About: Always making something....

Sometimes you need a picture of a world being swallowed by red clouds in the middle of the night, but it’s just not practical to stage the photo for real (especially if you’re including something real/iconic, like this well worn water tower on Milwaukee Avenue in Chicago.) Easy enough, take a sunny day picture and apply a few layer and filter techniques to give it a sense of doom.

Original photo credit: Antibromide, used with very gracious permission.

Step 1: Layer Edits

I used Pixlr Editor for most of my editing (apart from one filter at the end.) Open your image in Pixlr. I show all of the things I clicked and adjustments I made in the screen shots, so if you can’t find something in the menus you can probably find it by referring to the images.

Duplicate the layer.
Change the mode to “Multiply,” leave it at 100%.
Merge the layer down.
Duplicate the layer.
Change the mode to “Screen,” adjust it to be the highest contrast you can before it starts to look fake.
Merge the layer down.

Step 2: Change the Sky

Use the magic wand to select the sky. There was no other significant blue in my image, so I un-selected “contiguous” in the options bar for the magic wand to save time.

When the whole sky is selected, use the brightness/contrast tool to increase the sky contrast. This will help the sky look more dramatic later.

Select “color lookup.”

Choose a color or gradient to apply to the sky. I used the red to black gradient and increased the amount of black by adjusting the sliders.

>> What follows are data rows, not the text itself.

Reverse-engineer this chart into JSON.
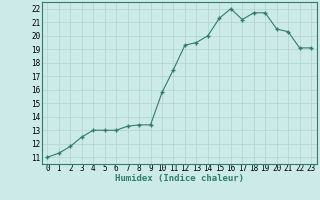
{
  "x": [
    0,
    1,
    2,
    3,
    4,
    5,
    6,
    7,
    8,
    9,
    10,
    11,
    12,
    13,
    14,
    15,
    16,
    17,
    18,
    19,
    20,
    21,
    22,
    23
  ],
  "y": [
    11.0,
    11.3,
    11.8,
    12.5,
    13.0,
    13.0,
    13.0,
    13.3,
    13.4,
    13.4,
    15.8,
    17.5,
    19.3,
    19.5,
    20.0,
    21.3,
    22.0,
    21.2,
    21.7,
    21.7,
    20.5,
    20.3,
    19.1,
    19.1
  ],
  "line_color": "#2e7d6e",
  "marker": "P",
  "marker_size": 2.5,
  "bg_color": "#cceae7",
  "grid_color": "#b0d4d0",
  "xlabel": "Humidex (Indice chaleur)",
  "xlim": [
    -0.5,
    23.5
  ],
  "ylim": [
    10.5,
    22.5
  ],
  "yticks": [
    11,
    12,
    13,
    14,
    15,
    16,
    17,
    18,
    19,
    20,
    21,
    22
  ],
  "xticks": [
    0,
    1,
    2,
    3,
    4,
    5,
    6,
    7,
    8,
    9,
    10,
    11,
    12,
    13,
    14,
    15,
    16,
    17,
    18,
    19,
    20,
    21,
    22,
    23
  ],
  "label_fontsize": 6.5,
  "tick_fontsize": 5.5
}
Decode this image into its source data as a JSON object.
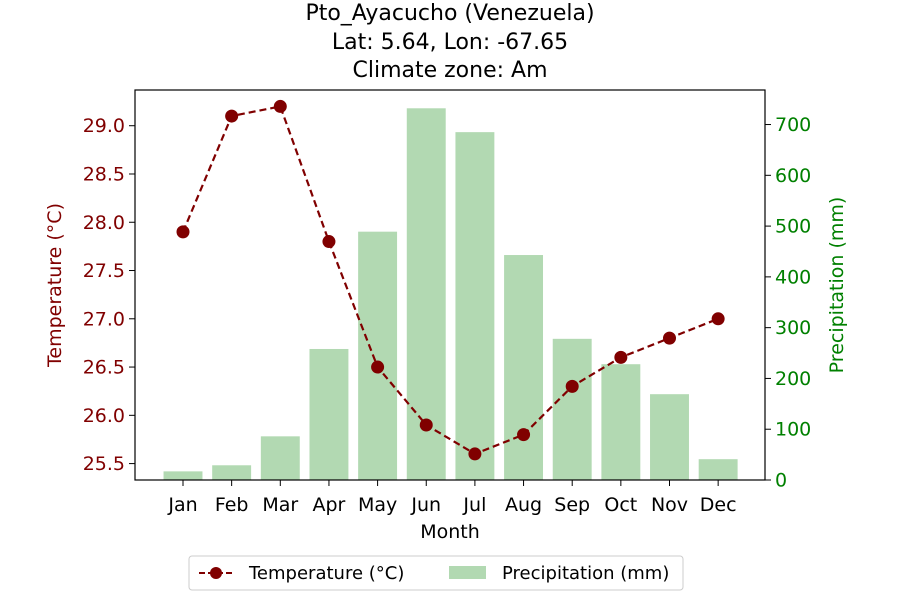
{
  "title": {
    "line1": "Pto_Ayacucho (Venezuela)",
    "line2": "Lat: 5.64, Lon: -67.65",
    "line3": "Climate zone: Am"
  },
  "colors": {
    "temperature": "#800000",
    "precipitation_bar": "#b2d9b2",
    "precipitation_axis": "#008000"
  },
  "chart_data": {
    "type": "bar+line",
    "categories": [
      "Jan",
      "Feb",
      "Mar",
      "Apr",
      "May",
      "Jun",
      "Jul",
      "Aug",
      "Sep",
      "Oct",
      "Nov",
      "Dec"
    ],
    "series": [
      {
        "name": "Temperature (°C)",
        "type": "line",
        "axis": "left",
        "values": [
          27.9,
          29.1,
          29.2,
          27.8,
          26.5,
          25.9,
          25.6,
          25.8,
          26.3,
          26.6,
          26.8,
          27.0
        ]
      },
      {
        "name": "Precipitation (mm)",
        "type": "bar",
        "axis": "right",
        "values": [
          17,
          29,
          86,
          258,
          489,
          732,
          685,
          443,
          278,
          228,
          169,
          41
        ]
      }
    ],
    "xlabel": "Month",
    "ylabel_left": "Temperature (°C)",
    "ylabel_right": "Precipitation (mm)",
    "ylim_left": [
      25.33,
      29.37
    ],
    "ylim_right": [
      0,
      768
    ],
    "yticks_left": [
      "25.5",
      "26.0",
      "26.5",
      "27.0",
      "27.5",
      "28.0",
      "28.5",
      "29.0"
    ],
    "yticks_right": [
      "0",
      "100",
      "200",
      "300",
      "400",
      "500",
      "600",
      "700"
    ],
    "grid": false,
    "legend_position": "bottom-center"
  }
}
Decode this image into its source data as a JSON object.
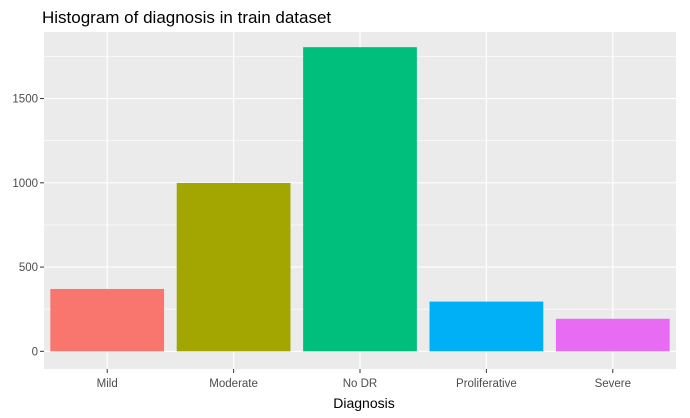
{
  "chart_data": {
    "type": "bar",
    "title": "Histogram of diagnosis in train dataset",
    "xlabel": "Diagnosis",
    "ylabel": "",
    "categories": [
      "Mild",
      "Moderate",
      "No DR",
      "Proliferative",
      "Severe"
    ],
    "values": [
      370,
      999,
      1805,
      295,
      193
    ],
    "colors": [
      "#F8766D",
      "#A3A500",
      "#00BF7D",
      "#00B0F6",
      "#E76BF3"
    ],
    "ylim": [
      -105,
      1895
    ],
    "yticks": [
      0,
      500,
      1000,
      1500
    ],
    "ytick_labels": [
      "0",
      "500",
      "1000",
      "1500"
    ],
    "ygrid_minor": [
      250,
      750,
      1250,
      1750
    ],
    "grid": true,
    "legend": "none",
    "panel_background": "#EBEBEB",
    "grid_color": "#FFFFFF"
  }
}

Step 3: Make the Buildings Match the Sky

Invert the selection.

The sky is red so the ambient light would be red. Choose the “color balance” and increase the red offset.

Use the “curves” menu to tweak the buildings a bit more.

Fixes

Deselect all. I noticed that some blue pixels had escaped my magic wand, so I fixed it.

Select the “lasso” tool and increase the feathering amount - I chose 41.

Make a loose loop around the water tower with it’s wayward blue pixels.

Adjust the blue and green offsets in the color balance menu until the problem disappears.

Deselect all.

Step 4: Finishing Touches

It was still a little too cheery looking to be an apocalypse, so I added a little vignetting around the edges. This really pulled it from “stop and look at the sky to access to situation” into a full scale “run for your life” look.

I saved the image and opened it with Pixlr-o-matic and applied the “Fullon” overlay, because it’s only a matter of time until the panic stricken townsfolk stop looting and start setting things on fire anyway.